Tyr's team of anti-doping lawyers has helped many athletes apply for and successfully obtain retroactive TUE applications.

It is possible for an athlete to test positive due to the consumption of food or nutritional products that have been contaminated by a prohibited substance. Under WADA's strict liability regime, even if an athlete is affected by contamination, they will be charged with an anti-doping rule violation and need to demonstrate an absence of fault or recklessness in order to eliminate or reduce the length of the suspension that will apply.

Anti-doping technology and testing methods have evolved significantly over the past few decades. Increasingly, anti-doping laboratories are able to detect smaller and smaller trace amounts of substances in athletes' samples. While this is good news for the protection of the integrity of competition, it also means that athletes will be more likely to test positive as a result of contamination.

The most common types of contamination include contaminated supplements which are manufactured in the same production facility as banned substances, and contaminated meat from countries where specific hormones are used to raise livestock. In rare cases, contamination can even arise from physical contact with an item (such as a towel) or person on which a prohibited substance was found. In all cases, it is critical that the athlete identify the source of the prohibited substance found in their body in order to have a chance to reduce the applicable suspension.

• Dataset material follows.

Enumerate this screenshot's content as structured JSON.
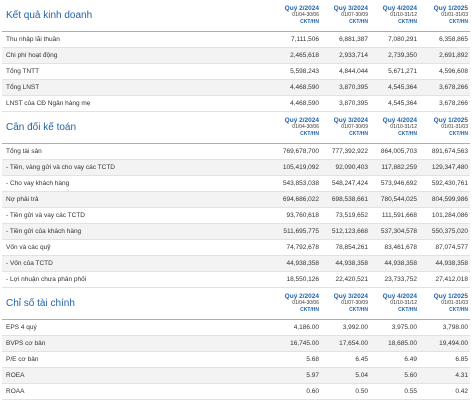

For this reason, it is highly recommended that athletes maintain a strict regime of record-keeping in respect of the nutritional products, medications, and even sources of red meat they consume. While this may be an onerous task, careful and accurate records could assist an athlete to demonstrate that they were not at significant fault and benefit from a reduced suspension later on.

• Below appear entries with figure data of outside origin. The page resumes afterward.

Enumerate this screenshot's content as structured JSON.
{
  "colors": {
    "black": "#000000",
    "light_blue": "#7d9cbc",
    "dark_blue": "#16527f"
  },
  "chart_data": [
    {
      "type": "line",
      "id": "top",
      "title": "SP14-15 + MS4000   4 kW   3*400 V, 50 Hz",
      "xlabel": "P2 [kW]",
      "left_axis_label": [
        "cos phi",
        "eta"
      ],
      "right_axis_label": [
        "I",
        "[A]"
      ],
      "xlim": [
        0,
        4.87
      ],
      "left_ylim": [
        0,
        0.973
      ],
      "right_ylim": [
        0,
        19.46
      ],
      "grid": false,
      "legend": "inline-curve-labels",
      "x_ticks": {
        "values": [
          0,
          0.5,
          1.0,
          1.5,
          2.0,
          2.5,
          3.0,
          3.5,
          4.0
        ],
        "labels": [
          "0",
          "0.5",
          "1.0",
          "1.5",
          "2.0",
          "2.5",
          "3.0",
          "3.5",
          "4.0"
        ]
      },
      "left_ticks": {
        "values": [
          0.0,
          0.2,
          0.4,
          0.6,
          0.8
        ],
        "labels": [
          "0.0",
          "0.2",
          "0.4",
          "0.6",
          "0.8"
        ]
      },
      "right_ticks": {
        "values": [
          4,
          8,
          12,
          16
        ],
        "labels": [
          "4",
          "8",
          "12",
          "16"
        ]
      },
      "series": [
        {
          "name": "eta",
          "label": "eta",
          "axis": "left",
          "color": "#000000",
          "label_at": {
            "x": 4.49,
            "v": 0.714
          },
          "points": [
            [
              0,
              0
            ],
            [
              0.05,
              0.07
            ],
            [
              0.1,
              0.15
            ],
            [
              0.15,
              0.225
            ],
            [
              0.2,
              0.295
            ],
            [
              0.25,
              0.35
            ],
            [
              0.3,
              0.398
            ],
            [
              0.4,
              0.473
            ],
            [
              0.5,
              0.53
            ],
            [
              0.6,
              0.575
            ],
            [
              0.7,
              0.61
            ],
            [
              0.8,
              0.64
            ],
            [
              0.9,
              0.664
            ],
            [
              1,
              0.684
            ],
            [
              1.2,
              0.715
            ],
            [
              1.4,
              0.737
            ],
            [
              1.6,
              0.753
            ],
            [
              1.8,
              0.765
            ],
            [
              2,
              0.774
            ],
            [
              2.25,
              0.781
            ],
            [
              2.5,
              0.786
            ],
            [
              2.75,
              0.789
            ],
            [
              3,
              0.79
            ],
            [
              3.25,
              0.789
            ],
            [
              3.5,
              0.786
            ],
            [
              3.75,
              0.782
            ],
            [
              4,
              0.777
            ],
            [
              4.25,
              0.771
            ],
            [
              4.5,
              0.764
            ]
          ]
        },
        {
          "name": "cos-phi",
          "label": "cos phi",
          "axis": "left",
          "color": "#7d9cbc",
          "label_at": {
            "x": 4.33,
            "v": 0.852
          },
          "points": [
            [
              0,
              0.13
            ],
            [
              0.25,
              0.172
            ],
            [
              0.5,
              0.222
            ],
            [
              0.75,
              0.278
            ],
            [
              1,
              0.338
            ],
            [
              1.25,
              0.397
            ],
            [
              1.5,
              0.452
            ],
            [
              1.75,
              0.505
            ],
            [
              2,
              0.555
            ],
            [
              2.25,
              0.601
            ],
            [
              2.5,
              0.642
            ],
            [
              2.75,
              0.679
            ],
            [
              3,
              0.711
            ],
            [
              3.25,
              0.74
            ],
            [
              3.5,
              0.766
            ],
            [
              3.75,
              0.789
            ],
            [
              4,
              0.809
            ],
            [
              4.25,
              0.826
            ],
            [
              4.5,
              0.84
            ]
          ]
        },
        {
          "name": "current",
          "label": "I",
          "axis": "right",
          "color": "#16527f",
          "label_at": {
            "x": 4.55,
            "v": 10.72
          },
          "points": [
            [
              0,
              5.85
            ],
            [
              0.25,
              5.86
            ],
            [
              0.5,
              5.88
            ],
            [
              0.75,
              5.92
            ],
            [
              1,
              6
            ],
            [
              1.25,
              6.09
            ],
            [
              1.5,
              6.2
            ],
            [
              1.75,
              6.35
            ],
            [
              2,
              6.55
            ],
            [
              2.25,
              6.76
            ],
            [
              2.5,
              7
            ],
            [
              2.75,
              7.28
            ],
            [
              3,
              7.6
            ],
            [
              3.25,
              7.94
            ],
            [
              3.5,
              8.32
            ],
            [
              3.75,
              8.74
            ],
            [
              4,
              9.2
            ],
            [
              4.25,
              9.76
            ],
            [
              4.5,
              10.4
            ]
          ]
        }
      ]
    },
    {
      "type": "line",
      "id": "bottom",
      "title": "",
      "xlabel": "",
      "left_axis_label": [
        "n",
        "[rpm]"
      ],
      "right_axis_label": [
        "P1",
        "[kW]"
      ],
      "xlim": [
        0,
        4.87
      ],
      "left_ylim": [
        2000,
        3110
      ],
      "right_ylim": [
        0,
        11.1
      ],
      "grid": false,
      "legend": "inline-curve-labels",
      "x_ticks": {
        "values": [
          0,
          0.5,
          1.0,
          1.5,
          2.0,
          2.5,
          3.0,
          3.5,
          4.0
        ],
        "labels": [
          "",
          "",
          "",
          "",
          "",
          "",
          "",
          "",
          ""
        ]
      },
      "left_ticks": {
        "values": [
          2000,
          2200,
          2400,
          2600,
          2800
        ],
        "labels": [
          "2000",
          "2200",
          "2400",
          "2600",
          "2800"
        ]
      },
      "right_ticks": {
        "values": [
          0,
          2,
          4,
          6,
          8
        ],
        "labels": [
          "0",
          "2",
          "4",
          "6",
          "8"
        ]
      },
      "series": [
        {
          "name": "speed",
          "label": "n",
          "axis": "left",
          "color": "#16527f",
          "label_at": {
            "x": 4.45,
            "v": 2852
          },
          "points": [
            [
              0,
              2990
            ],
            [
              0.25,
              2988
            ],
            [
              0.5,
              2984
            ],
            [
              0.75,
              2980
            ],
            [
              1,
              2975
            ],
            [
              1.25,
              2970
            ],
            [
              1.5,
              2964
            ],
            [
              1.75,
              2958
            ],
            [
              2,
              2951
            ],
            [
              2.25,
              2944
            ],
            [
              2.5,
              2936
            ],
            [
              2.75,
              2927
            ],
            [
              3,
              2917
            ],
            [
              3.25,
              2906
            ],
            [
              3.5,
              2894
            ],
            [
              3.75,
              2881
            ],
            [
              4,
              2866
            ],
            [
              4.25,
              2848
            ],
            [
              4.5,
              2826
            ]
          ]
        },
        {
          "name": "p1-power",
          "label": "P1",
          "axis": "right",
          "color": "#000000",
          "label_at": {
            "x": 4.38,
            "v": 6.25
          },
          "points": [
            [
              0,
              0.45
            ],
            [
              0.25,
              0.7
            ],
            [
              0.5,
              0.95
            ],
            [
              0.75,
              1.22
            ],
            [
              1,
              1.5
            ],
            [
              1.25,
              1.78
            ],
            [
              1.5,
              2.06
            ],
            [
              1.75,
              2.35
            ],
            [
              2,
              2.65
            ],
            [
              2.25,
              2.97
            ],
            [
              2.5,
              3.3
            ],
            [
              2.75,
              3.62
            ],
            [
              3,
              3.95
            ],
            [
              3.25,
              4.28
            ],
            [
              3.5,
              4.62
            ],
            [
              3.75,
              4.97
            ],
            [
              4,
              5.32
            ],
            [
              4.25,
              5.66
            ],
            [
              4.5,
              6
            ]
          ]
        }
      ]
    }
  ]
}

You should immediately contact your sport federation to obtain a copy of the team selection criteria and be informed of the applicable deadline to file an appeal. We also recommend that you reach out to a sports lawyer for advice.

Depending on the competition in which an athlete is competing, there may be a mechanism on site to swiftly assist with legal disputes as they arise. The Court of Arbitration for Sport employs an Ad-Hoc Division at major international sport events to deal with disputes arising during or just before these events. Typically, the division consists of arbitrators appearing on a special list for the purposes of the competition.

Given the time sensitive nature of international competitions, these tribunals are equipped to deal with matters expeditiously, and can often return decisions in as little as 24-48 hours after filing. Ad-Hoc Division cases involve no cost to the athlete.

Some of the competitions where the CAS Ad Hoc Division is available include but are not limited to:

  • Summer and Winter Olympic Games
  • FIFA World Cup
  • Rugby World Cup
  • FIBA Women's World Cup
  • The Asian Games
  • The World Beach Games
  • The Commonwealth Games

Tyr Sport's litigators have been involved in numerous cases before the CAS Ad-Hoc Division, including representing Jamaican bobsledder, Jazmine Fenlator-Victorian, at the 2022 Winter Olympic Games in Beijing.